Pour autant, reconnaissons que la période écoulée a engendré quelques mouvements notables. On en distinguera trois, qui impactent le champ de l’Influence.

 

D’abord, les valeurs. Avant même cette crise sanitaire, l’engagement des acteurs économiques désignait déjà une attente majoritaire du public. Ainsi, dans une enquête Kantar publiée dès avril 2019, 69% des Français estimaient que ces derniers « ont le pouvoir d’agir sur la situation de l’environnement et de faire changer les choses ». Au cœur de la phase de pandémie, on a vu de nombreuses entreprises réorienter leur activité au service de l’intérêt général. Cette « trace » va persister et, à l’heure du « dépassement d’une société strictement mercantile », faire la preuve de son utilité dans l’organisation collective sera assurément une dimension incontournable, apte à renforcer le crédit et l’image de chaque émetteur.

 

Seconde évolution significative : l’avènement du digital. La sphère publique n’y échappe pas puisque la campagne qui s’achève aura privé les candidats de « meetings », « réunions d’appartements » et autres rendez-vous de proximité. Le numérique permet donc de parler à l’électeur et de lui soumettre une offre pour tenter d’emporter sa conviction.
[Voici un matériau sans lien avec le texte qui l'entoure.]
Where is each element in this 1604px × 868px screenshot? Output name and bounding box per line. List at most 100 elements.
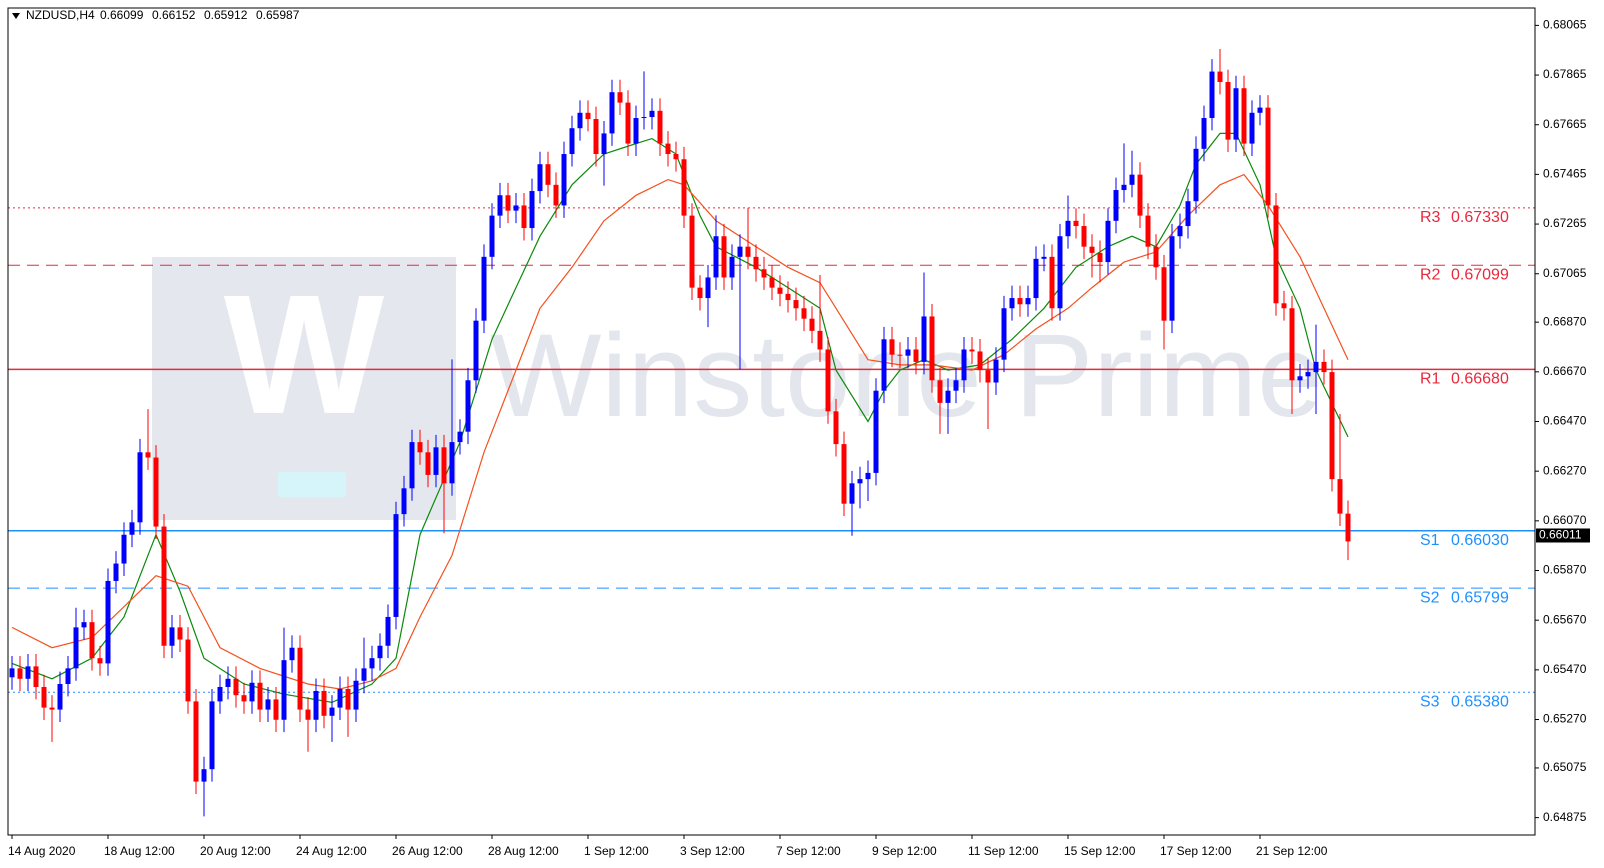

Cette situation aura accéléré le processus de « sophistication » des dispositifs digitaux mobilisés, ce qui, là-encore, s’appliquera durablement. D’ailleurs, à quand le droit de vote par voie électronique, afin d’éviter des taux d’abstention si considérables qu’ils dégradent la légitimité des nouveaux élus ?...

 

Et puisqu’il est question de notre santé démocratique, évoquons un troisième aspect dans l’évolution du paysage de l’Influence : le fait territorial. C’est l’un des principaux enseignements de ces derniers mois : entré Jacobin à l’Elysée, le chef de l’Etat s’est converti au girondisme, puisque, dans sa dernière intervention devant les Français, il s’est engagé à « libérer la créativité et l’énergie des territoires ». Dans les rapports de forces issus de la crise, les institutions locales sont apparues comme les plus performantes, les plus engagées et les plus concrètes aussi, dans les réponses offertes à nos concitoyens.

 

Elles pèsent sensiblement dans le débat public et leurs représentants – notamment à l’échelon régional – apparaissent comme des interlocuteurs plus que jamais décisifs dans la stratégie institutionnelle des entreprises.

 

Parmi les définitions associées à la notion d’Influence, il y a celle du « fluide provenant des astres et agissant sur la destinée humaine ». N’exagérons rien.

 

Mais reconnaissons cependant que dans « le monde d’après », une stratégie d’Influence fluide sera partie prenante de la destinée des entreprises…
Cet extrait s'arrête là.